Phi-2 (green) compared to its predecessor Phi-1.5 (blue) on commonsense reasoning, language understanding, math/coding, and BigBench-Hard benchmarks. The charts illustrate Phi-2’s improvements across all evaluated domains.
On aggregate grouped benchmarks, Phi-2 achieves a score of 59.2 on BigBench-Hard, 68.8 on commonsense reasoning, 62.0 on language understanding, 61.1 on math, and 53.7 on coding, demonstrating performance exceeding that of Llama-2 7B, Llama-2 13B, and Mistral-7B in several categories. Additionally, Phi-2 demonstrates comparable or superior performance to the Gemini Nano 2 model in domains such as question answering and code generation, despite its smaller parameter count.
Practical examples from evaluation show Phi-2’s ability to handle complex problem-solving and error correction tasks. For instance, Phi-2 is capable of both deriving step-by-step solutions to physics problems and diagnosing errors in student-submitted calculations.

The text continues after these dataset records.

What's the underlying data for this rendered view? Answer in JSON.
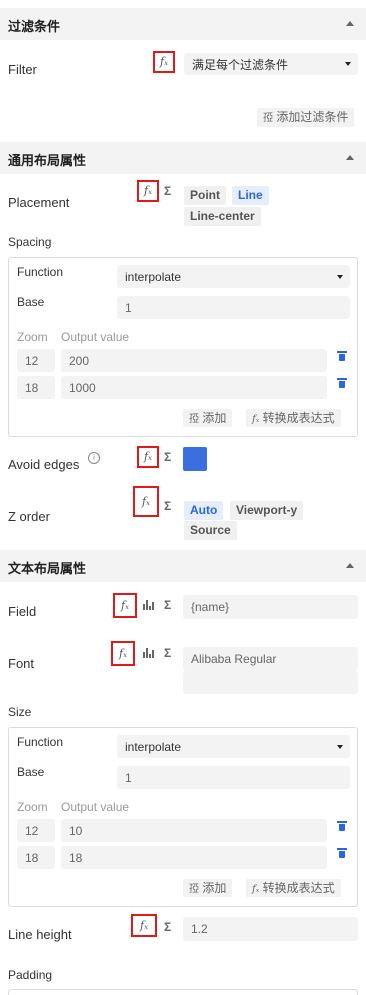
{
  "filter_section": {
    "title": "过滤条件",
    "filter_label": "Filter",
    "fx_icon": "fx-icon",
    "select_value": "满足每个过滤条件",
    "add_button": "添加过滤条件"
  },
  "layout_section": {
    "title": "通用布局属性",
    "placement": {
      "label": "Placement",
      "options": [
        "Point",
        "Line",
        "Line-center"
      ],
      "selected": "Line"
    },
    "spacing": {
      "label": "Spacing",
      "function_label": "Function",
      "function_value": "interpolate",
      "base_label": "Base",
      "base_value": "1",
      "zoom_header": "Zoom",
      "output_header": "Output value",
      "stops": [
        {
          "zoom": "12",
          "value": "200"
        },
        {
          "zoom": "18",
          "value": "1000"
        }
      ],
      "add_button": "添加",
      "convert_button": "转换成表达式"
    },
    "avoid_edges": {
      "label": "Avoid edges",
      "color": "#3b6fe0"
    },
    "z_order": {
      "label": "Z order",
      "options": [
        "Auto",
        "Viewport-y",
        "Source"
      ],
      "selected": "Auto"
    }
  },
  "text_section": {
    "title": "文本布局属性",
    "field": {
      "label": "Field",
      "value": "{name}"
    },
    "font": {
      "label": "Font",
      "value": "Alibaba Regular"
    },
    "size": {
      "label": "Size",
      "function_label": "Function",
      "function_value": "interpolate",
      "base_label": "Base",
      "base_value": "1",
      "zoom_header": "Zoom",
      "output_header": "Output value",
      "stops": [
        {
          "zoom": "12",
          "value": "10"
        },
        {
          "zoom": "18",
          "value": "18"
        }
      ],
      "add_button": "添加",
      "convert_button": "转换成表达式"
    },
    "line_height": {
      "label": "Line height",
      "value": "1.2"
    },
    "padding": {
      "label": "Padding"
    }
  },
  "glyphs": {
    "fx": "fₓ",
    "sigma": "Σ",
    "info": "i"
  },
  "colors": {
    "accent": "#2b66e0",
    "highlight_box": "#e01919",
    "section_bg": "#f3f3f3"
  }
}
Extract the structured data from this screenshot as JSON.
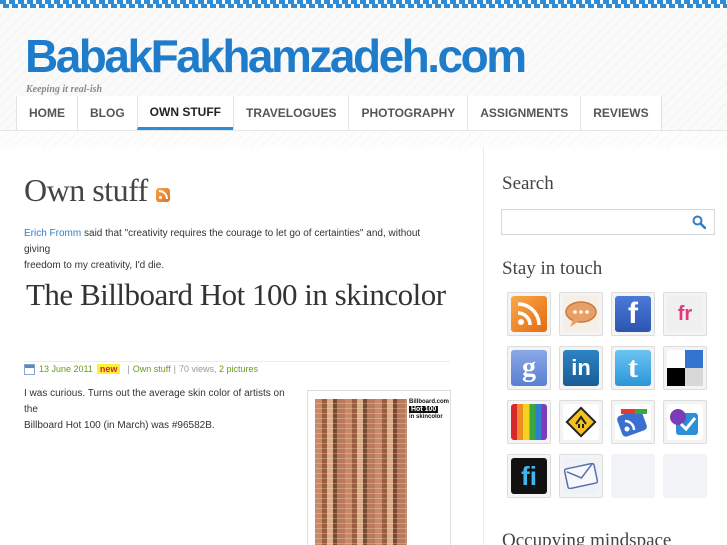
{
  "site": {
    "title": "BabakFakhamzadeh.com",
    "tagline": "Keeping it real-ish"
  },
  "nav": {
    "items": [
      {
        "label": "HOME",
        "active": false
      },
      {
        "label": "BLOG",
        "active": false
      },
      {
        "label": "OWN STUFF",
        "active": true
      },
      {
        "label": "TRAVELOGUES",
        "active": false
      },
      {
        "label": "PHOTOGRAPHY",
        "active": false
      },
      {
        "label": "ASSIGNMENTS",
        "active": false
      },
      {
        "label": "REVIEWS",
        "active": false
      }
    ]
  },
  "page": {
    "title": "Own stuff",
    "intro_link": "Erich Fromm",
    "intro_line1": " said that \"creativity requires the courage to let go of certainties\" and, without giving",
    "intro_line2": "freedom to my creativity, I'd die."
  },
  "post": {
    "title": "The Billboard Hot 100 in skincolor",
    "date": "13 June 2011",
    "badge": "new",
    "category": "Own stuff",
    "views": "70 views,",
    "pictures": "2 pictures",
    "body_line1": "I was curious. Turns out the average skin color of artists on the",
    "body_line2": "Billboard Hot 100 (in March) was #96582B.",
    "thumb_logo_top": "Billboard.com",
    "thumb_logo_hot": "Hot 100",
    "thumb_logo_sub": "in skincolor"
  },
  "sidebar": {
    "search_heading": "Search",
    "search_placeholder": "",
    "stay_heading": "Stay in touch",
    "occupying_heading": "Occupying mindspace"
  },
  "social": [
    {
      "name": "rss-icon",
      "color": "#f08a24",
      "glyph": ""
    },
    {
      "name": "chat-icon",
      "color": "#e9a66b",
      "glyph": ""
    },
    {
      "name": "facebook-icon",
      "color": "#3b66c4",
      "glyph": "f"
    },
    {
      "name": "flickr-icon",
      "color": "#f0f0f0",
      "glyph": "fr"
    },
    {
      "name": "google-icon",
      "color": "#6a8fd8",
      "glyph": "g"
    },
    {
      "name": "linkedin-icon",
      "color": "#1f6fae",
      "glyph": "in"
    },
    {
      "name": "twitter-icon",
      "color": "#3fa7e6",
      "glyph": "t"
    },
    {
      "name": "delicious-icon",
      "color": "#ffffff",
      "glyph": ""
    },
    {
      "name": "stripes-icon",
      "color": "#d33",
      "glyph": ""
    },
    {
      "name": "sign-icon",
      "color": "#f4c21f",
      "glyph": ""
    },
    {
      "name": "google-reader-icon",
      "color": "#4a78d0",
      "glyph": ""
    },
    {
      "name": "foursquare-icon",
      "color": "#2c8fd8",
      "glyph": ""
    },
    {
      "name": "friendfeed-icon",
      "color": "#111111",
      "glyph": "fi"
    },
    {
      "name": "email-icon",
      "color": "#e8eef7",
      "glyph": ""
    }
  ]
}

Phi-2 provides a detailed, step-by-step solution to a physics problem, demonstrating its reasoning and calculation skills.

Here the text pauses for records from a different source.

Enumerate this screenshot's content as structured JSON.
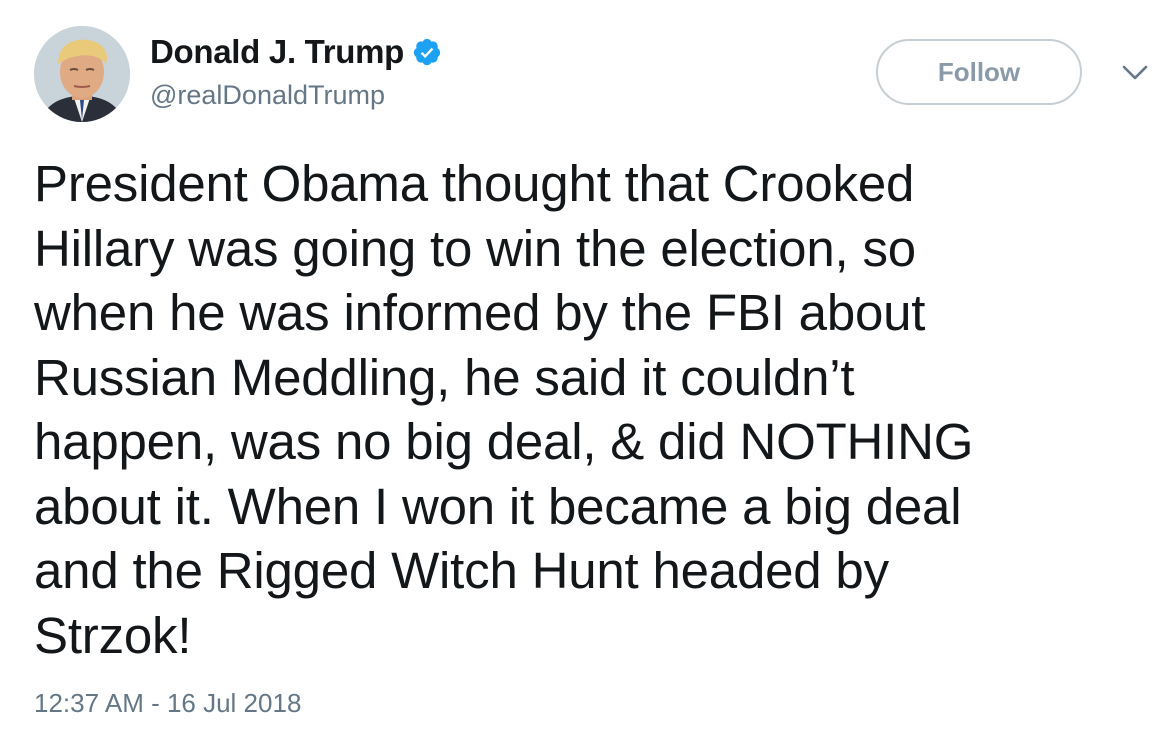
{
  "author": {
    "display_name": "Donald J. Trump",
    "handle": "@realDonaldTrump",
    "verified": true
  },
  "actions": {
    "follow_label": "Follow"
  },
  "tweet": {
    "text": "President Obama thought that Crooked\nHillary was going to win the election, so\nwhen he was informed by the FBI about\nRussian Meddling, he said it couldn’t\nhappen, was no big deal, & did NOTHING\nabout it. When I won it became a big deal\nand the Rigged Witch Hunt headed by\nStrzok!",
    "timestamp": "12:37 AM - 16 Jul 2018"
  },
  "icons": {
    "verified": "verified-badge-icon",
    "more": "chevron-down-icon"
  },
  "colors": {
    "verified_blue": "#1da1f2",
    "secondary_text": "#657786",
    "follow_border": "#c7ced4"
  }
}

Phi-2 identifies and corrects a student's mistake in a physics calculation in a chat setting, showcasing error correction and educational assistance capabilities.
Phi-2 is designed as a general-purpose language model, with strengths in question answering, multi-turn chat, and code generation. Its underlying training corpus and architecture facilitate high performance in educational settings, research exploration, and development scenarios requiring reasoning or code synthesis. Typical applications include providing concise answers to direct questions, participating in conversational dialogue, and generating code—most notably in Python, as Python was predominant in the coding subset of the training data.

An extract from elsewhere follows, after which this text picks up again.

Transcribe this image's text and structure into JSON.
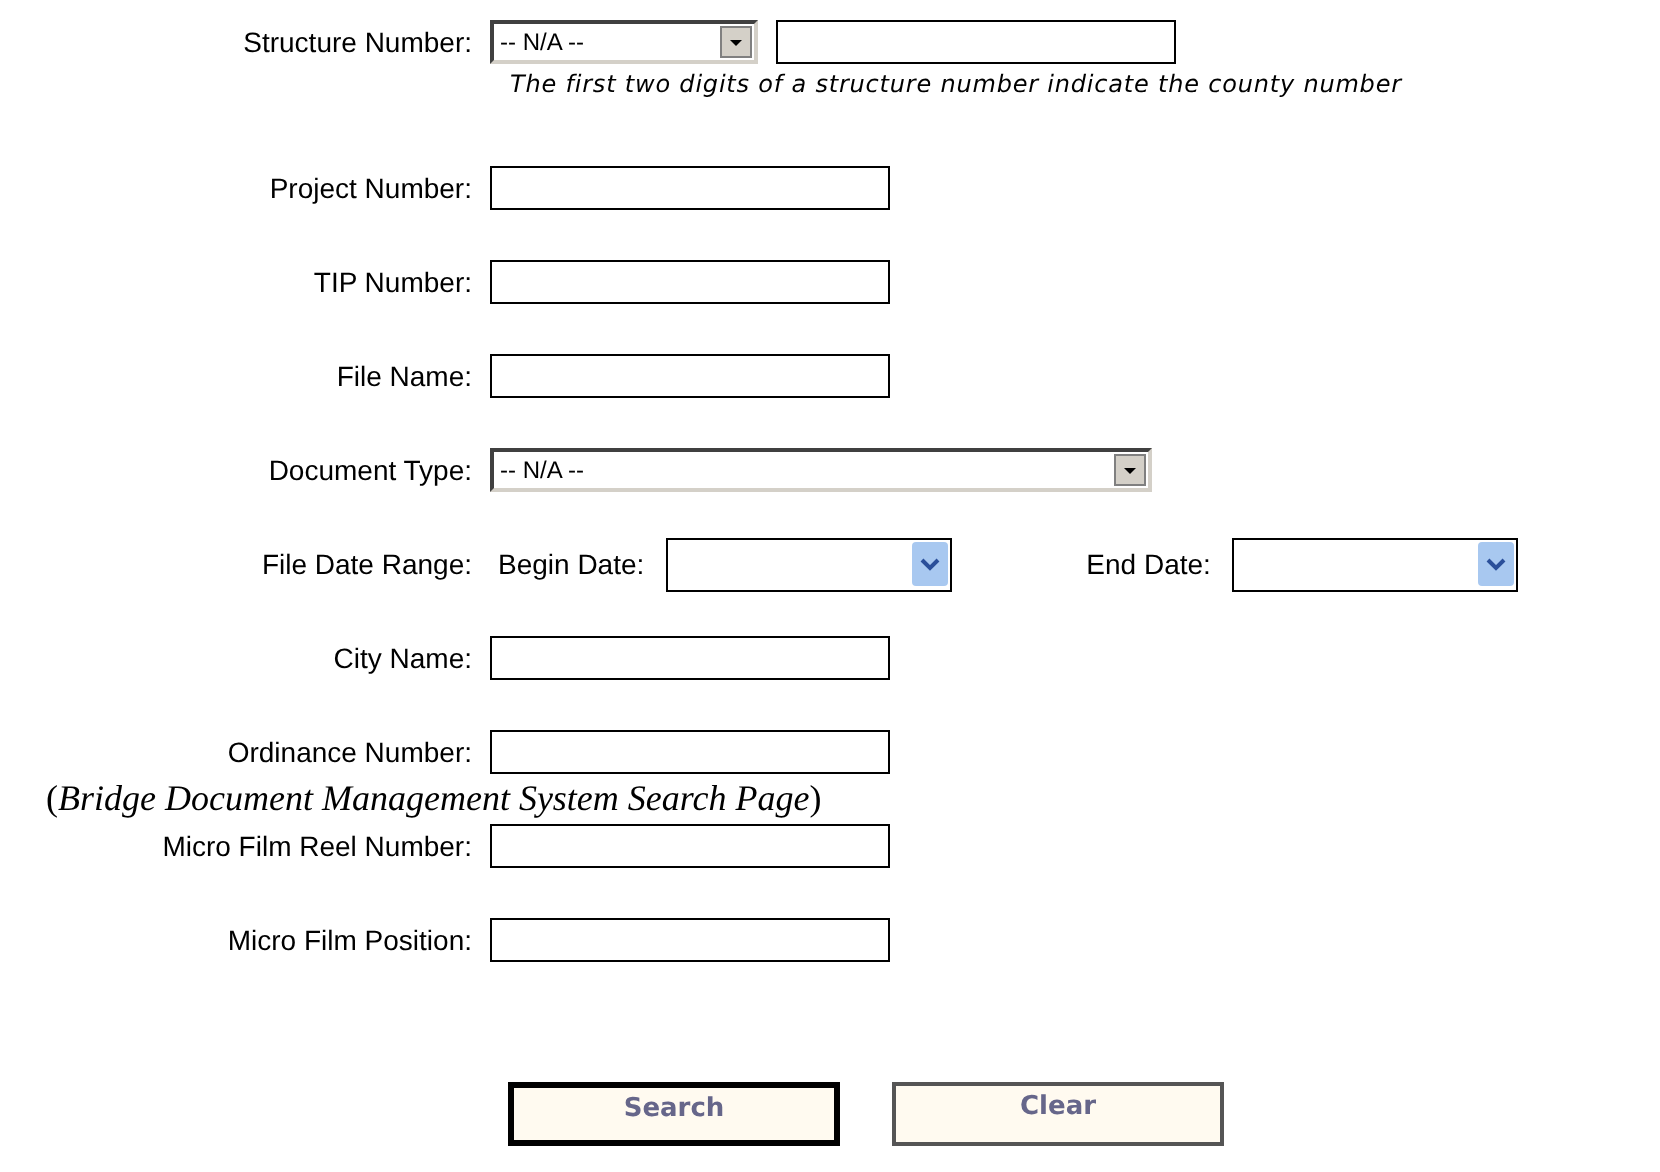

The model is also intended as a platform for studying methods for safe deployment of language models, especially with respect to minimizing toxicity, reducing societal biases, and addressing controllability. As an open research tool, Phi-2 supports investigation into the technical and ethical challenges of deploying SLMs with robust and responsible behaviors.
Limitations and Safety Considerations
Despite its capabilities, Phi-2 carries important limitations common to base language models. It may generate inaccurate factual statements or code, and its responses have not been instruction-tuned, which can lead to errors when handling nuanced or complex prompts. The model’s code generation is predominantly in Python, with limited reliability outside standard library and common packages; verification is recommended when using outputs for less common tasks or languages.
Phi-2’s responses are primarily optimized for standard English. Informal English, slang, and other languages may result in misunderstanding or lower quality outputs. While careful filtering and "textbook-quality" bias mitigation strategies were applied during training, the model can still exhibit societal biases or generate toxic content if explicitly prompted, as evidenced by ToxiGen benchmark evaluations.
Phi-2’s safety evaluation on the ToxiGen benchmark (green) versus Phi-1.5 (blue) and Llama-2 7B (gray) across demographic and condition-based categories.
As a research release, Phi-2 is not recommended for production use without additional safety and accuracy evaluations, as outlined on the model documentation.
Development History and Model Family
Phi-2 is the third major release in the Phi series, following Phi-1 and Phi-1.5. Phi-1 established a strong baseline in Python coding tasks, while Phi-1.5 expanded coverage to general reasoning and language comprehension, leveraging "textbook-quality" data. Phi-2 builds upon its predecessor by integrating scaled knowledge transfer and enhancing benchmark performance through improvements in data quality, filtering, and training efficiency. The culmination of these developments was formally announced at Microsoft Ignite 2023.
The Phi-2 model is licensed under the MIT license, promoting broad research and development use.